A: I think learning about this combination and working together to avoid the problems it causes can greatly reduce unneeded tension in a household. Keep in mind these tips:

  • Simply being aware of the fact that many of our emotional ups and downs are hormonally based will take a lot of the shame and guilt off of fights and blow-ups.
  • We need to discuss these changes with our family members. Many times, teenagers know about puberty and they might know about menopause, but they certainly do not put two and two together nor do they understand that this can be a deadly mix.
  • I think another way we can avoid the easy traps is to understand our hormonal cycles. Some teenagers are great in the morning, but feel very emotional or depressed in the late afternoon. We need to recognize our own cycles (and good times of the day and bad times) and be clear with our family members about them. If the late afternoon is a rough time for your teenager talk to them about taking alone time them and do not initiate discussions or activities during that time until hormones regulate. Moms can also be aware of their cycles if they know that they are irritable in the morning for example, they should get as much done the night before and let teens know it is a rocky time for them.
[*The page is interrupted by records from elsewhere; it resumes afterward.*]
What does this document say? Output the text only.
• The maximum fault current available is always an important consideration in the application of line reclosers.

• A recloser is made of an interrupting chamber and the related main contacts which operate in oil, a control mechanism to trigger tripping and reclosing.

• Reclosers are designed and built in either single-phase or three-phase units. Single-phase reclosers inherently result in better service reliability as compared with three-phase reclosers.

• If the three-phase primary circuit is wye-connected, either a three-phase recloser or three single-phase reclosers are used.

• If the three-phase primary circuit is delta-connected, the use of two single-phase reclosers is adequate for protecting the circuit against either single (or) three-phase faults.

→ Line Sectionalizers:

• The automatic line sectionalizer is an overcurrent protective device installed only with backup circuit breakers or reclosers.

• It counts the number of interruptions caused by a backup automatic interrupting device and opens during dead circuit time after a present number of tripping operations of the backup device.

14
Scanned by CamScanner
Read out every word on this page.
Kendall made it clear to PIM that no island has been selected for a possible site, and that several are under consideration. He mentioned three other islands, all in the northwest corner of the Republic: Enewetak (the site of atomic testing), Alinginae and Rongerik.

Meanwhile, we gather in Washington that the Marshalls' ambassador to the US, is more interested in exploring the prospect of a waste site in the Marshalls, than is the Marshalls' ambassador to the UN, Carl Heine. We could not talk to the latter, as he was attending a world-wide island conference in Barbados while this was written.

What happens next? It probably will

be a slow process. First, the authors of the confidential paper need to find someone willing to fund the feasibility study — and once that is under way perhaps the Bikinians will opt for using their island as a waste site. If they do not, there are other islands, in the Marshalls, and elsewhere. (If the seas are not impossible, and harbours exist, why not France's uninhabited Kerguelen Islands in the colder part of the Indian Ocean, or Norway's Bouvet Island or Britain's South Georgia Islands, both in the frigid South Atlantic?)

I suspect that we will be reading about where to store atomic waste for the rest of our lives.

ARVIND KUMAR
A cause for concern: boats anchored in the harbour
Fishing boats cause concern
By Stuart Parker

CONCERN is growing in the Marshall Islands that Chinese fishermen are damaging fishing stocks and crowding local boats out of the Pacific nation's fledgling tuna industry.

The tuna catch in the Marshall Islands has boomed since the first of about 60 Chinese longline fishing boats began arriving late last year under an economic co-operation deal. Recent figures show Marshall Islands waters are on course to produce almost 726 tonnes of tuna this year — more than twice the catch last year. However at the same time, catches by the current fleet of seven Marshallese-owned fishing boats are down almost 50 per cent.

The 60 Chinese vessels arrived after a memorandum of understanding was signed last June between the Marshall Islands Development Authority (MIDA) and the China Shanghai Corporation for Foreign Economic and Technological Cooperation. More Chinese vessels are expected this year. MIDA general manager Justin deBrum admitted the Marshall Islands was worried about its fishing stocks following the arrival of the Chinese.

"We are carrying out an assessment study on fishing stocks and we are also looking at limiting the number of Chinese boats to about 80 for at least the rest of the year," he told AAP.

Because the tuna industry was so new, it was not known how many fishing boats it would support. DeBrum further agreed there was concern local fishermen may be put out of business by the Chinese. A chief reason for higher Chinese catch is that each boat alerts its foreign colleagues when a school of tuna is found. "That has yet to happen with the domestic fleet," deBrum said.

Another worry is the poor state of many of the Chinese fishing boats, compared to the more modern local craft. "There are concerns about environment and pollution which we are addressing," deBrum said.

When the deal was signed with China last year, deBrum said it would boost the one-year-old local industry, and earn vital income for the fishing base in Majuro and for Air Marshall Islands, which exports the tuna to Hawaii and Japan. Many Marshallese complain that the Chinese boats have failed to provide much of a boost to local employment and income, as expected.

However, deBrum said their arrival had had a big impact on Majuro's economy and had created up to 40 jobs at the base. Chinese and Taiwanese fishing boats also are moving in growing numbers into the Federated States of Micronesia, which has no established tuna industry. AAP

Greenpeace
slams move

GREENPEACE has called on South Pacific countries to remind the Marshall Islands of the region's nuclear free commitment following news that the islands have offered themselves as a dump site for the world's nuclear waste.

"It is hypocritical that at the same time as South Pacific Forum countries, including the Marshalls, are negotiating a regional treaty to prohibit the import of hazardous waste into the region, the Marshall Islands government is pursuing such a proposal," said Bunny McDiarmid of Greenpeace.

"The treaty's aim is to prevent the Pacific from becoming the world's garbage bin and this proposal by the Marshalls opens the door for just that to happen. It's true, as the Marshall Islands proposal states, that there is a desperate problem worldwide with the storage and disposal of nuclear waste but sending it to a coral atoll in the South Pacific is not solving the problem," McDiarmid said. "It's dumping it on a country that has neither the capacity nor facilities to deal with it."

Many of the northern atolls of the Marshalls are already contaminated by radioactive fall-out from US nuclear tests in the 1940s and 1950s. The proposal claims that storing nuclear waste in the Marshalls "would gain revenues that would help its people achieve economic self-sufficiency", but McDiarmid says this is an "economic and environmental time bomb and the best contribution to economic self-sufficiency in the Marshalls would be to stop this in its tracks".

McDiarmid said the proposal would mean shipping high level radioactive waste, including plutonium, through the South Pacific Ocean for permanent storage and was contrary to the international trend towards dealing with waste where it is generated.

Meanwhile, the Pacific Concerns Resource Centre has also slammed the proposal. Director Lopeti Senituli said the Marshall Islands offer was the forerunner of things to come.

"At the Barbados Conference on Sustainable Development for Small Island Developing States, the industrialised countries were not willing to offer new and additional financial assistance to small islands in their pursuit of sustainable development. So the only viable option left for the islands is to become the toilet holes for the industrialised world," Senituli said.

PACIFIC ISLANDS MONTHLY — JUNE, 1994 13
Thank you so much Vanessa!  Your site and your expertise are refreshing and inspiring. Check out more articles written by teens, for parents at

Remember:  Suffering silence is OUT!  Reaching out is IN!


4 thoughts on “Menopause Mondays: Grumpy, Moody?? A Youthologist Talks Puberty and Menopause”

  1. Pretty good insight- nice to see. I think it’s great that the generations are talking together about these kinds of things. I can remember with my Mom (who was older when she had me) that women going through the change didn’t talk about it and really didn’t even understand what was happening to their bodies. Boy, the world has changed, hasn’t it?

  2. So true, Virginia. However, unfortunately, there are still zillions of women who think that when they hit their 60’s they will wake up one day and be in menopause. They have no clue that perimenopause usually begins in your 40’s and the average age of menopause is 51!!! I am so happy that we are trying to break the taboo and open up the conversation so that the younger generation will be prepared for perimenopause and menopause!